The reason why it fails is simple. You do not invoke SFINAE, and when the compiler tries to evaluate the expressions it sees:

if constexpr (std::is_class<double>::value // this is fine it's false
   && std::is_arithmetic<typename double::value_type>::value // problem here!
)

The whole statement is evaluated, there is no short-circuit for the if.
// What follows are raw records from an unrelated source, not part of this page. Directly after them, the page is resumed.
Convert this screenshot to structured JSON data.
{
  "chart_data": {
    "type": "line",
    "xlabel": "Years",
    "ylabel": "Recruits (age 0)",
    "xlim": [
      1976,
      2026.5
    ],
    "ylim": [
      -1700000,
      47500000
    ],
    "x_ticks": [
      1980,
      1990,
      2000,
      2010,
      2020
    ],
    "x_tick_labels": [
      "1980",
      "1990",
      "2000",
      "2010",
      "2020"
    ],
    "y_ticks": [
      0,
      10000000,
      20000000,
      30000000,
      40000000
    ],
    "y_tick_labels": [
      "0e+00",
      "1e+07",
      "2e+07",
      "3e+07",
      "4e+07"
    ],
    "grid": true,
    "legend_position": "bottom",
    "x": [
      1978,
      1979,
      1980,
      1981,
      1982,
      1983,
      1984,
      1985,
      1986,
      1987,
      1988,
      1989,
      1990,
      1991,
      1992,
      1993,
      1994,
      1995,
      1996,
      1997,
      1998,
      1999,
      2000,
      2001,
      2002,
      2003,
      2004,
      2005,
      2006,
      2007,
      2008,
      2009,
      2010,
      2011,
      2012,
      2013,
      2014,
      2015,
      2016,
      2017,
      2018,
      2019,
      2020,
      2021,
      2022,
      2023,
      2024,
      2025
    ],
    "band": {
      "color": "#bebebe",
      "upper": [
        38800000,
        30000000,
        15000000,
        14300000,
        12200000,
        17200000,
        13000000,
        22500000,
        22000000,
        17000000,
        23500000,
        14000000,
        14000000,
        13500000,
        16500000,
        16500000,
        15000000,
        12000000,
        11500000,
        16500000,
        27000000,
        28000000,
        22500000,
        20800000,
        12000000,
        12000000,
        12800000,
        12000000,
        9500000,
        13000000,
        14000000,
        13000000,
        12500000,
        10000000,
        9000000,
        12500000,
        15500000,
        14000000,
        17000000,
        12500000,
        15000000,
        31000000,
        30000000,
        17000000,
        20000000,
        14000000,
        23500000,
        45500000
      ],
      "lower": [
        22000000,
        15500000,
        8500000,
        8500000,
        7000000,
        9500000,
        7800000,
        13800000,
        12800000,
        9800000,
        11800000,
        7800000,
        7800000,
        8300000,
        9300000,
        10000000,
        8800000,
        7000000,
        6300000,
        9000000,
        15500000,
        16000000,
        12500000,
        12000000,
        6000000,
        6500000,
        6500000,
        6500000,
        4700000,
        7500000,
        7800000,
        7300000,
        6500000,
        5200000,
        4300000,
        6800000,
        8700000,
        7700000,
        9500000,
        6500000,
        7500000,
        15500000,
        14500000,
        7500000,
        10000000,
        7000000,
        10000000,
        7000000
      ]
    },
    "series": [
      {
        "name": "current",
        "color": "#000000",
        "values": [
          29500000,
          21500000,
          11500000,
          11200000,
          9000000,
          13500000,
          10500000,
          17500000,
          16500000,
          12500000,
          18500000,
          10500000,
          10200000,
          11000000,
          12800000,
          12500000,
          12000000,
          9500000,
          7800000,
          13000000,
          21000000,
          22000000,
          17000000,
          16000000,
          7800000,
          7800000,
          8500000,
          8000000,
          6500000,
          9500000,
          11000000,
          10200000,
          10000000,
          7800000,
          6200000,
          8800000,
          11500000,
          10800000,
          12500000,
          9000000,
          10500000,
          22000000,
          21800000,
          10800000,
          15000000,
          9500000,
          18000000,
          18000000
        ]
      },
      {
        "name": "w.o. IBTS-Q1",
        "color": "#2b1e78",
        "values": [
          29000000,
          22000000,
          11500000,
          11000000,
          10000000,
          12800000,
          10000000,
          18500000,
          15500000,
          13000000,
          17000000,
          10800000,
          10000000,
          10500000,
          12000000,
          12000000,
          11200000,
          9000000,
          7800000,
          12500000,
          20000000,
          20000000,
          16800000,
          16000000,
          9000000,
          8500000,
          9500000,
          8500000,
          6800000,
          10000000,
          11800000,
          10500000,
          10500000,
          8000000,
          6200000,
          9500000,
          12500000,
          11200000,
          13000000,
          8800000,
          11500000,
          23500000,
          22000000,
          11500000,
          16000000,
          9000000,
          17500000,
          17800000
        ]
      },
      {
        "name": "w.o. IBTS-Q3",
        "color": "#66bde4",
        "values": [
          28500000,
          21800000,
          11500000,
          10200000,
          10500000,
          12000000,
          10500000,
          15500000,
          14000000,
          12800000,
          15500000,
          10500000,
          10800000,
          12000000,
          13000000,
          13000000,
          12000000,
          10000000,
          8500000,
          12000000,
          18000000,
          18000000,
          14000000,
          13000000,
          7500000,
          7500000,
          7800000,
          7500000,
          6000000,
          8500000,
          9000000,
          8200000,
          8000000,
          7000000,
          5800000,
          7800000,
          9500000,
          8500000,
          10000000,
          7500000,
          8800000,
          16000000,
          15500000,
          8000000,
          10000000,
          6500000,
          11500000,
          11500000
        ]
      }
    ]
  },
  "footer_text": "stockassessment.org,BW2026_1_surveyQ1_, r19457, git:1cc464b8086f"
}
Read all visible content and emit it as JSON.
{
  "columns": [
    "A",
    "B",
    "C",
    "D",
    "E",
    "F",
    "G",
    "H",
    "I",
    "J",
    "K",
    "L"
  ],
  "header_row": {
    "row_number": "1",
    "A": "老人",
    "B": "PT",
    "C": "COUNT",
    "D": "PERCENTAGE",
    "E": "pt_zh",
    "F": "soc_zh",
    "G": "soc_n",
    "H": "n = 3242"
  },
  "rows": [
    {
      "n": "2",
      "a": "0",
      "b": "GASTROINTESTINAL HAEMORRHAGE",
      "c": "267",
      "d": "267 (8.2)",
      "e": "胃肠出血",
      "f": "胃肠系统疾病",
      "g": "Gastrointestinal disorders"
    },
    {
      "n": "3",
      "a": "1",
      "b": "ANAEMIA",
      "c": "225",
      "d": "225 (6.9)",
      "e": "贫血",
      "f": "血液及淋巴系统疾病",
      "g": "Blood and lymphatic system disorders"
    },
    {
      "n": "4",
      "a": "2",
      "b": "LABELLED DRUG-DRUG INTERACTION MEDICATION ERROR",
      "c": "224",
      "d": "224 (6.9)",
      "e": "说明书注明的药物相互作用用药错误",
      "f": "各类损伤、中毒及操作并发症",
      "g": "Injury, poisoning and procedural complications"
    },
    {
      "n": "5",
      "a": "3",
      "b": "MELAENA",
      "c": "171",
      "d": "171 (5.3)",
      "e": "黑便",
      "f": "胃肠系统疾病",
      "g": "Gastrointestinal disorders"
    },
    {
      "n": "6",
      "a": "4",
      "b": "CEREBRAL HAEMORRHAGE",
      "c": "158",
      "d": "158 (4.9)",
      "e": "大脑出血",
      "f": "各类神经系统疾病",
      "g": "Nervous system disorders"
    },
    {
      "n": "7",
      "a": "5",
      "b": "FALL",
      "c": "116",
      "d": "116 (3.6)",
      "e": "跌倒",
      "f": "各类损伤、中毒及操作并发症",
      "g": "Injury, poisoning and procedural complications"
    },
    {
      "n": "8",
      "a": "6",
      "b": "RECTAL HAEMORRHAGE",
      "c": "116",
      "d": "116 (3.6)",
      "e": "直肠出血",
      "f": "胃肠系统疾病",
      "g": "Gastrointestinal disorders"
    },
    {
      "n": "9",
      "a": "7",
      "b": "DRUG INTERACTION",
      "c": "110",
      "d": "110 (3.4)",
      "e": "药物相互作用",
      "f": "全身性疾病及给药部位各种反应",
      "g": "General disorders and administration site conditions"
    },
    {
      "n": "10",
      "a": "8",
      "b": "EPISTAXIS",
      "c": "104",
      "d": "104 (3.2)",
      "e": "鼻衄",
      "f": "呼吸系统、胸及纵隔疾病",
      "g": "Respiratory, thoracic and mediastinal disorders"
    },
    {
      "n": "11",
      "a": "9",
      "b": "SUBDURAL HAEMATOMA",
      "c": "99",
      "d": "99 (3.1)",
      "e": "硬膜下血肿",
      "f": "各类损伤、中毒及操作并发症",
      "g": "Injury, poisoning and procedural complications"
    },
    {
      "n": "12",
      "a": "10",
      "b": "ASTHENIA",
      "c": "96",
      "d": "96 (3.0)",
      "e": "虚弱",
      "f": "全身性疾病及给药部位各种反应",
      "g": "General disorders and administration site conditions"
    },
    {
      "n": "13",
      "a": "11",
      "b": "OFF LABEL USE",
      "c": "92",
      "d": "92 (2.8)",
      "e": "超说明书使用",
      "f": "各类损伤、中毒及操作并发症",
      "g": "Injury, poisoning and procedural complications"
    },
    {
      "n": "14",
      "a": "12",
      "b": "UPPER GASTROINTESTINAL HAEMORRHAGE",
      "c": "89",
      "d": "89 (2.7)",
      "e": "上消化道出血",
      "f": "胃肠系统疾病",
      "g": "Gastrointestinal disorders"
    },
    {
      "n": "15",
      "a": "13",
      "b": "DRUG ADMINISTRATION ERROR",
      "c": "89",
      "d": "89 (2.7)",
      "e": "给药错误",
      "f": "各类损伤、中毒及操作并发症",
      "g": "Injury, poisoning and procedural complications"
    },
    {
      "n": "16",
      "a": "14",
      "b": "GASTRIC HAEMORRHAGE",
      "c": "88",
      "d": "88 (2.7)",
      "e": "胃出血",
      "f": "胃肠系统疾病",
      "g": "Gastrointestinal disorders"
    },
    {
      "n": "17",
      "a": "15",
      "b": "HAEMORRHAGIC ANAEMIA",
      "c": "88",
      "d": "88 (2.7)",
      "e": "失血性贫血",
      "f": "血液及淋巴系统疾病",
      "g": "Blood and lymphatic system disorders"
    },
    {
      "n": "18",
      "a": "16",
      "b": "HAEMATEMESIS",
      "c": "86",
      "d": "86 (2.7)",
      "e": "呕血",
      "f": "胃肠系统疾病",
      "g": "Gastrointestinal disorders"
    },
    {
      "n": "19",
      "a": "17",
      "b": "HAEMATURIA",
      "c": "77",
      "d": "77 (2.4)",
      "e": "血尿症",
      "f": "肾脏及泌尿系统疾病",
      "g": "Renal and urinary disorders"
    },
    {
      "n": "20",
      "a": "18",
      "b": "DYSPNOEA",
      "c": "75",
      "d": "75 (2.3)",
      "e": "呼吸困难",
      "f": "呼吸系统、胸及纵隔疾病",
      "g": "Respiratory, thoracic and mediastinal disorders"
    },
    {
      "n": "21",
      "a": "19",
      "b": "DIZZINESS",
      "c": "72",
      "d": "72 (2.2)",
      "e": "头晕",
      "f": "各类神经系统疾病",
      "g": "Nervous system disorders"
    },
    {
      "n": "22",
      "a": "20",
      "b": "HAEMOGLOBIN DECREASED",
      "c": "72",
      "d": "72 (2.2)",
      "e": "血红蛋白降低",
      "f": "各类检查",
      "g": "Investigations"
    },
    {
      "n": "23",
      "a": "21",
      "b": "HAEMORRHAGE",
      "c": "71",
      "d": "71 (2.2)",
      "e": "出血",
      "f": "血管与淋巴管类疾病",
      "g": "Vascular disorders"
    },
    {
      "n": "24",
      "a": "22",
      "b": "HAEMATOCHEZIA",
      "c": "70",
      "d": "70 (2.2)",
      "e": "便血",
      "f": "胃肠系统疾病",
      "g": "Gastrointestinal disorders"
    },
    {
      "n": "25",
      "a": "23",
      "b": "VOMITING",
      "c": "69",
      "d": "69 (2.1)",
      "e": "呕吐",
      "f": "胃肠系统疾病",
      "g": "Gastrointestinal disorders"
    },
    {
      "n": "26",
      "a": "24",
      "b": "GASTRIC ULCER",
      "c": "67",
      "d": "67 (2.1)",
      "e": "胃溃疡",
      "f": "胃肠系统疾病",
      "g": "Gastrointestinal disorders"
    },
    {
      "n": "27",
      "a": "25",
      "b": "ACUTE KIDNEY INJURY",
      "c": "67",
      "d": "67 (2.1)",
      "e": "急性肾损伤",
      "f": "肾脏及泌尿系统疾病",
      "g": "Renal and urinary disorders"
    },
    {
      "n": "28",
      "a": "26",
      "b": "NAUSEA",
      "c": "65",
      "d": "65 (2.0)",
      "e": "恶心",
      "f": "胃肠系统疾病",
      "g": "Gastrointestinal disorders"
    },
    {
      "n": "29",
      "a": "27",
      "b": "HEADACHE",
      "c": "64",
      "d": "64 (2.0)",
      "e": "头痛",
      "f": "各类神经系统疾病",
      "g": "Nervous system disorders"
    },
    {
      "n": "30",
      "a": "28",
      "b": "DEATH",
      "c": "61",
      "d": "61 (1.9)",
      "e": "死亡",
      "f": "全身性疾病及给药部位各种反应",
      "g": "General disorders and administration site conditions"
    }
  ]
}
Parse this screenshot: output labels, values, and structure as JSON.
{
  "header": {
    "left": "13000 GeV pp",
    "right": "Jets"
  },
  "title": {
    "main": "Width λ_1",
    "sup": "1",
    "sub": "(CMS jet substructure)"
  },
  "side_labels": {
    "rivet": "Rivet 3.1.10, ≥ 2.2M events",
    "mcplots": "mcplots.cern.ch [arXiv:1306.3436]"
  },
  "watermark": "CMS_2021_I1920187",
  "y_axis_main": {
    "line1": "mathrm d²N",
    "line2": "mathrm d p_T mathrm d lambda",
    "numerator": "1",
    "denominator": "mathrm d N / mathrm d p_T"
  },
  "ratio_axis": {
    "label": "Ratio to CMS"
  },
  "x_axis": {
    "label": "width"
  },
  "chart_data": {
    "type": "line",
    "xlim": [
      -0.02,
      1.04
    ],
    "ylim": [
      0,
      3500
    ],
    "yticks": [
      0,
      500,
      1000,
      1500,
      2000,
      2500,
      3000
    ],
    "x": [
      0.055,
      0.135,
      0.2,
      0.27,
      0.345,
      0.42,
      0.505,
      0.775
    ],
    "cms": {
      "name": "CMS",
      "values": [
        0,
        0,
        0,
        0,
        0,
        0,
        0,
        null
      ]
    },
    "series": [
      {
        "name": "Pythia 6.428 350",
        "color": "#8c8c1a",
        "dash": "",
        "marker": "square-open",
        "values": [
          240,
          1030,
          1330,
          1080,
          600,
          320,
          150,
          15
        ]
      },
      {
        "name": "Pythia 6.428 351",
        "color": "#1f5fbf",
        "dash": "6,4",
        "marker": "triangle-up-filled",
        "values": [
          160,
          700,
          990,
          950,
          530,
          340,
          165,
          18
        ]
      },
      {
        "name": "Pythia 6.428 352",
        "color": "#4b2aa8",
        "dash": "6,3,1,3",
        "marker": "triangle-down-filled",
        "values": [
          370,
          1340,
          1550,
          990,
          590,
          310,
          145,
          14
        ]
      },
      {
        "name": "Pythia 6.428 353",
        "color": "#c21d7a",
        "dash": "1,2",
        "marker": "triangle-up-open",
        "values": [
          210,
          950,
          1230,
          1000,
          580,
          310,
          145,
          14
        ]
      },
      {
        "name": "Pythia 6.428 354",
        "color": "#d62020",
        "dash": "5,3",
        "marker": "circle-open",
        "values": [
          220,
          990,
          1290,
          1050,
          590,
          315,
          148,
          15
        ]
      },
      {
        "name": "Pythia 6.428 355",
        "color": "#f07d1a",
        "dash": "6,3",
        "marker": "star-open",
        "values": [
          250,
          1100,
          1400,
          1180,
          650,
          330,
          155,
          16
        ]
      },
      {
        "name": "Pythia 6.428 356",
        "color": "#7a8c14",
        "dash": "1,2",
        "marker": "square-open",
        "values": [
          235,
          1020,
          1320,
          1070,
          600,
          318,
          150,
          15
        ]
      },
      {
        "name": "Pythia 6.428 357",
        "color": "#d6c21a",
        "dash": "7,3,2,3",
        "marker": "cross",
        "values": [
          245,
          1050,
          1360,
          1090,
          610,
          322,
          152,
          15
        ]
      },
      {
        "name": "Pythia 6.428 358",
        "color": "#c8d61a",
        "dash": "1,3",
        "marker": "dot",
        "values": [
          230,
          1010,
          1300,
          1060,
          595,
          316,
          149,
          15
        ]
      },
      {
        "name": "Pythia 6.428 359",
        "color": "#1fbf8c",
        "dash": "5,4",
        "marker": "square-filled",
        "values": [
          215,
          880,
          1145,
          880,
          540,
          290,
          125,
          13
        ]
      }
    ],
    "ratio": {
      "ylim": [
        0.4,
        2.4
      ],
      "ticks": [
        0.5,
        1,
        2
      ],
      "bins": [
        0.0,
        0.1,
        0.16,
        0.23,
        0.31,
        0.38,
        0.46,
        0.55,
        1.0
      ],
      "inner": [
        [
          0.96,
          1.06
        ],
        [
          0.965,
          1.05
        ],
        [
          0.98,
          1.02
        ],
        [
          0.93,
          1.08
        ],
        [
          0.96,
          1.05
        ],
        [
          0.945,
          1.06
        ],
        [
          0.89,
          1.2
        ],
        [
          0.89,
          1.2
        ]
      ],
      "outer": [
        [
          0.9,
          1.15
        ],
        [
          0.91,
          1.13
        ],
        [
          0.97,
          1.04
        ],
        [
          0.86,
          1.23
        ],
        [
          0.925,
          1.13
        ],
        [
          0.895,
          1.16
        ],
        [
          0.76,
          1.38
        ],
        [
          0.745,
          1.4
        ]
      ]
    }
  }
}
The closest solution to what you currently have is to explicitly split the if, so that the problematic part is discarded when T is not a class and the second check is nonsensical.

#include <iostream>
#include <vector>
#include <type_traits>

template <typename T>
constexpr bool IsVector()
{
    if constexpr (std::is_class<T>::value) {
        if constexpr (std::is_arithmetic<typename T::value_type>::value) {
            return true;
        }
    }
    return false;
}

// Function 1 (double):
template <typename T>
typename std::enable_if<std::is_arithmetic<T>::value>::type g(T const & t)
{
    std::cout << "this is for a double" << t << std::endl;
}

// Function 2 (vec), version 1:
template <typename T>
typename std::enable_if<IsVector<T>()>::type g(T const & t)
{
    std::cout << "this is for a vector" << t[0] << std::endl;
}

int main()
{
    std::vector<double> v {1, 2};
    double d {0.1};

    g<>(v);
    g<>(d);  // error here
}

Alternatively I'd suggest a using alias:

template <typename T>
using IsVector2 = std::conjunction<typename std::is_class<T>, std::is_arithmetic<typename T::value_type> >;

template <typename T>
typename std::enable_if<IsVector2<T>::value>::type g(T const & t)
{
    std::cout << "this is for a vector" << t[0] << std::endl;
}

You could also name it better. It doesn't really check whether T is a vector, or a container (after your edit). Your current definition is a bit loose as well.